Les auteurs estiment que l'objectif à terme est d'aboutir à un modus operandi entre les deux puissances, tout en prenant en compte que les enjeux en question sont d’une envergure, nouvelle (pour Da et Sun), que les différences de systèmes de valeurs sont irréconciliables et que la méfiance mutuelle sur les dossiers stratégiques reste très importante (la Chine craint la collaboration américaine avec les différents pays asiatiques au même titre que l'activité chinoise en Asie centrale et les acquisitions faites par les multinationales chinoises inquiètent les Etats-Unis).

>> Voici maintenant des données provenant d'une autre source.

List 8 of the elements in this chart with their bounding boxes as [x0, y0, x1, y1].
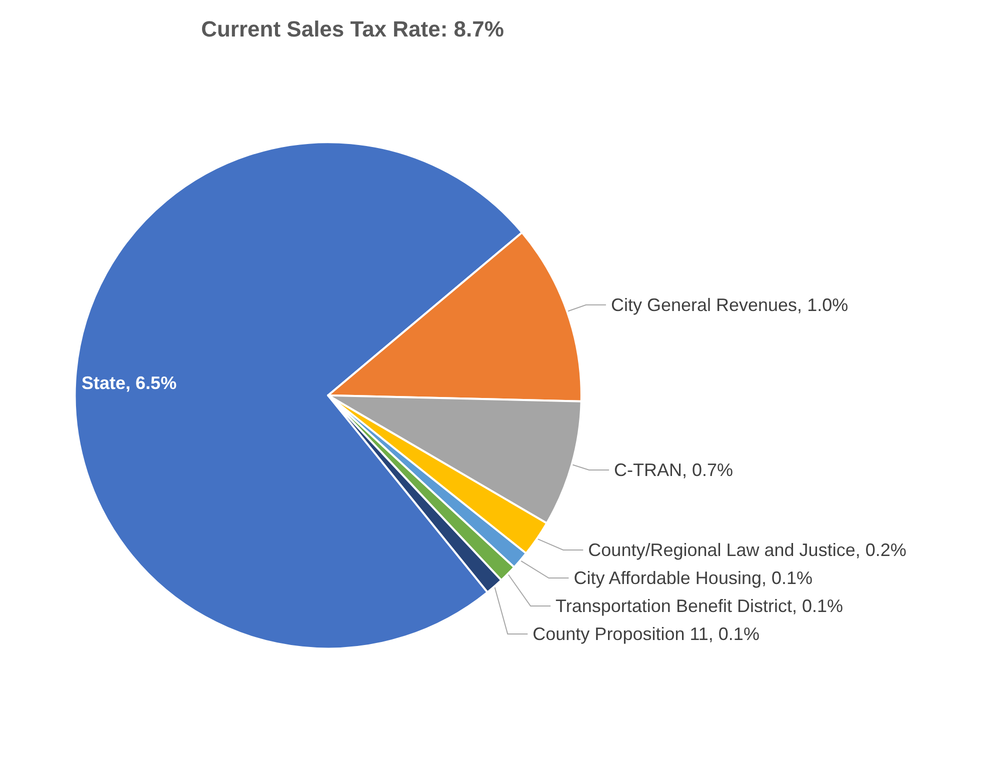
slice-label: County Proposition 11, 0.1%: [532, 624, 760, 644]
slice-label: C-TRAN, 0.7%: [614, 460, 734, 480]
slice-label: City General Revenues, 1.0%: [610, 294, 848, 315]
slice-label: City Affordable Housing, 0.1%: [574, 568, 813, 588]
slice-label: State, 6.5%: [82, 373, 177, 394]
slice-label: County/Regional Law and Justice, 0.2%: [588, 540, 906, 560]
chart-title: Current Sales Tax Rate: 8.7%: [201, 16, 504, 42]
slice-label: Transportation Benefit District, 0.1%: [556, 596, 844, 616]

 Enfin, les auteurs identifient les obstacles à la réalisation de cet objectif. D'abord, ils mettent en avant un problème commun aux deux pays, à savoir, la tendance vers les influences départementalistes et régionales (bumenhua he difanghua) dans les prises de décisions. "Les deux pays ont un gouvernement central fort avec des dirigeants qui se chargent, en personne, de guider la politique [concernant l'autre pays]". Ensuite, la deuxième administration Bush arrive à sa fin, le Président étant fortement affaibli sur le plan interne, il risque de ne pas être en mesure de traduire cette nouvelle orientation en mesures pratiques, d’autant que le Pentagone et les services de renseignements, ainsi que des groupes d'intérêts, seraient susceptibles de bloquer certaines initiatives concrètes de rapprochement.  Enfin, d'après Da et Sun, la Chine se trouve confrontée, elle aussi, à "certains défis", car accepter de devenir un stakeholder pourrait non seulement mettre en cause ses intérêts nationaux en matière de sécurité financière et énergétique, mais pourrait également être perçu par les pays asiatiques ou par les pays en voie de développement comme un alignement aux côtés des Etats-Unis, réfutant ainsi la politique étrangère indépendante de la Chine. 

"Comment résoudre ces problèmes de façon équilibrée est un défi auquel doit faire face le gouvernement chinois, mais les décideurs américains, qui demandent à la Chine 'd'assumer une partie des gains et des pertes' (fendan lihai), devraient également en être conscients."



[1] "Whither China: From Membership to Responsibility", à http://www.state.gov/s/d/rem/53682.htm
[2] Richard Haass, "The Case for Integration", The National Interest, Fall 2005, pp. 22-29
[3] Un dialogue qualifié à la fois "stratégique"  et de "haut niveau" -战略/高层对话
[4] Or, il ne définit toutefois pas ce qu'il entend par sécurité politique et culturelle, des choix curieux car les points communs sur ces aspects sont assez peu nombreux. D'ailleurs, Da et Sun ne partagent pas cette vision et estiment que les divergences sont quasi irréconciliables sur les questions culturelles, politiques et que la sécurité énergétique est une priorité stratégique d'ordre national.